L’operatività mafiosa nel digitale, tuttavia, non è autonoma: richiede la collaborazione con figure esterne specializzate
In questo scenario la dimensione cibernetica pone ostacoli alle tradizionali manifestazioni del fenomeno mafioso. Nonostante il crescente interesse per il digitale, i clan mantengono un forte ancoraggio territoriale, poiché il loro core business – l’offerta di “protezione” – risulta difficilmente replicabile nello spazio immateriale e deterritorializzato di internet. Sulla rete, infatti, esercitare coercizione fisica per punire trasgressori o far rispettare accordi illeciti diventa molto complesso.
Esistono di certo modalità alternative di intimidazione in ambiente digitale – come il furto di dati o attacchi informatici – ma si tratta di tecniche che richiedono competenze avanzate, non possedute dai mafiosi. Non a caso, nel settore del gioco d’azzardo online i clan tendono a operare nei segmenti della filiera che conservano una componente territoriale.
Il digitale, tuttavia, sta assumendo un ruolo sempre più strategico per le organizzazioni mafiose: da un lato, consente di tutelare la riservatezza delle comunicazioni interne grazie all’uso di dispositivi criptati (come i cryptofonini); dall’altro, rappresenta una nuova frontiera per il riciclaggio di denaro sporco e l’accumulazione di profitti, offrendo canali relativamente sicuri e poco tracciabili. L’operatività mafiosa nel digitale, tuttavia, non è autonoma: richiede la collaborazione con figure esterne specializzate, capaci di fornire le competenze necessarie per agire nei contesti tecnologici.
I criptofonini, alleati dei narcos
Alla luce di queste trasformazioni, il concetto stesso di criminalità organizzata dovrebbe essere ripensato per via delle sfide analitiche poste dalla natura fluida, transnazionale e tecnologicamente mediata delle nuove forme di illegalità. Servono nuovi strumenti interpretativi per cogliere le specificità del contesto digitale.

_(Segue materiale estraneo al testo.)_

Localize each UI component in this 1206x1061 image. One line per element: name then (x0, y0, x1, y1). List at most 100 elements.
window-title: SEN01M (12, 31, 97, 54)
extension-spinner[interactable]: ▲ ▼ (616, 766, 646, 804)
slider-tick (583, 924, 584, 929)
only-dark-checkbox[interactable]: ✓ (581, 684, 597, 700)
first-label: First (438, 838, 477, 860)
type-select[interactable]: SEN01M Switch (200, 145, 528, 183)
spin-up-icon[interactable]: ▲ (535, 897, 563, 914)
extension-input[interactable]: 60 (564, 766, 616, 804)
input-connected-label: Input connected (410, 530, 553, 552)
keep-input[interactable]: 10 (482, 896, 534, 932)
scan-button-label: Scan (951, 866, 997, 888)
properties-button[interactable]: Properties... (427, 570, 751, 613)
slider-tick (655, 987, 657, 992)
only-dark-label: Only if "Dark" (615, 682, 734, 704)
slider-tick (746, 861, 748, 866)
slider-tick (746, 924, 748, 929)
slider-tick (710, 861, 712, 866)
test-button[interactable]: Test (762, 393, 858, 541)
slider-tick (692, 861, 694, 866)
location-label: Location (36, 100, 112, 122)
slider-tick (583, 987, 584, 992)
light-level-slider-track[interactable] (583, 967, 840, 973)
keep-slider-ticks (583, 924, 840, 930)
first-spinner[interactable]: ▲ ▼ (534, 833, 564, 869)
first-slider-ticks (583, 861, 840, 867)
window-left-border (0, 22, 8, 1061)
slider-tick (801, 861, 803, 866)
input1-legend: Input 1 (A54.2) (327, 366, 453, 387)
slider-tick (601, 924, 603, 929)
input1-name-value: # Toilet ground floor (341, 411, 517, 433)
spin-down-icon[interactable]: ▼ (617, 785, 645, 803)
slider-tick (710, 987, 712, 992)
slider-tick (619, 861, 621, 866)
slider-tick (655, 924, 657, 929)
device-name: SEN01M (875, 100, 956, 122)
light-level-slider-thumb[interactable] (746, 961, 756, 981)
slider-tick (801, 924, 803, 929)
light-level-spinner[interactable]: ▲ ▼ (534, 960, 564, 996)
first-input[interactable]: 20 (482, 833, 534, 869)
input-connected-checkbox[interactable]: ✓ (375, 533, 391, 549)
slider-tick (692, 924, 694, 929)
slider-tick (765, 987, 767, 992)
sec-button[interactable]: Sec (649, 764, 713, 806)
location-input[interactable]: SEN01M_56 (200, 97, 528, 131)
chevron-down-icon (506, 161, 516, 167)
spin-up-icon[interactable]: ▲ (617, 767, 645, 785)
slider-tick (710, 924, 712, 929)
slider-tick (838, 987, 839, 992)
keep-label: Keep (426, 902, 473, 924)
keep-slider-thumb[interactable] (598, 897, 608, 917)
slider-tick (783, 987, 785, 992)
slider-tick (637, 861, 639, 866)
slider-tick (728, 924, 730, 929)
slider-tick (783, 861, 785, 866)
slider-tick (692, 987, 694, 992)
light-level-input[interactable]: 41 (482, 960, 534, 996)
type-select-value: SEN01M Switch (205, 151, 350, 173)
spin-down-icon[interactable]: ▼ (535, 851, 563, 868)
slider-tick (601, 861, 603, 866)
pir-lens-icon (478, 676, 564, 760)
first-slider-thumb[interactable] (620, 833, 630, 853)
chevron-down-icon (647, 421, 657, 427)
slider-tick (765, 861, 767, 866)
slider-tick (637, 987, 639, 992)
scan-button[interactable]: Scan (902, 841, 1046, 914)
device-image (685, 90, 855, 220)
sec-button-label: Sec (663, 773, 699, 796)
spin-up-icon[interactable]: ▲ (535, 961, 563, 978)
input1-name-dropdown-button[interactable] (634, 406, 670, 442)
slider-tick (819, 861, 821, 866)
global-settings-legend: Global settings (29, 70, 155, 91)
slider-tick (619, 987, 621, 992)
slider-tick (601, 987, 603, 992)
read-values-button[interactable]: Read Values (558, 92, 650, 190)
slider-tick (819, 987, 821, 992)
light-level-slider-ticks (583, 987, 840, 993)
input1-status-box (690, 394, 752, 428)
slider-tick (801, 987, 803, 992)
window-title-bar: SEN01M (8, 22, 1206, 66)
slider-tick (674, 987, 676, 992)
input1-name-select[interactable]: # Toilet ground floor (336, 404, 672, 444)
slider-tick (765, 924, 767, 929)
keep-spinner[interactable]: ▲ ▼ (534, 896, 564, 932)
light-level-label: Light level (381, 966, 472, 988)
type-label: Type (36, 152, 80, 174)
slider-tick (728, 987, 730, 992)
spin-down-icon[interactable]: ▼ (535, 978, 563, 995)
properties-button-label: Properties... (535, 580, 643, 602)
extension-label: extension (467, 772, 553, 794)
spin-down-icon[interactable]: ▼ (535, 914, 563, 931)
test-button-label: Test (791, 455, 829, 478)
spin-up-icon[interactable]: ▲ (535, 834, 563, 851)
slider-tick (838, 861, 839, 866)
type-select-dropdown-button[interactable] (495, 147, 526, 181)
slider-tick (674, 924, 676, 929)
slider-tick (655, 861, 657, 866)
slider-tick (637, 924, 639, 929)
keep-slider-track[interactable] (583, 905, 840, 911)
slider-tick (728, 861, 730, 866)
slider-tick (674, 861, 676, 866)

La crescente complessità e sofisticazione delle pratiche criminali online richiede, infatti, una riflessione continua e dinamica, capace di andare oltre gli approcci tradizionali per elaborare strategie adeguate a un panorama in costante mutamento. Si tratta di un fenomeno che, pur rappresentando una minaccia concreta e diffusa, non è ancora pienamente compreso nei suoi meccanismi e nelle sue implicazioni di lungo periodo.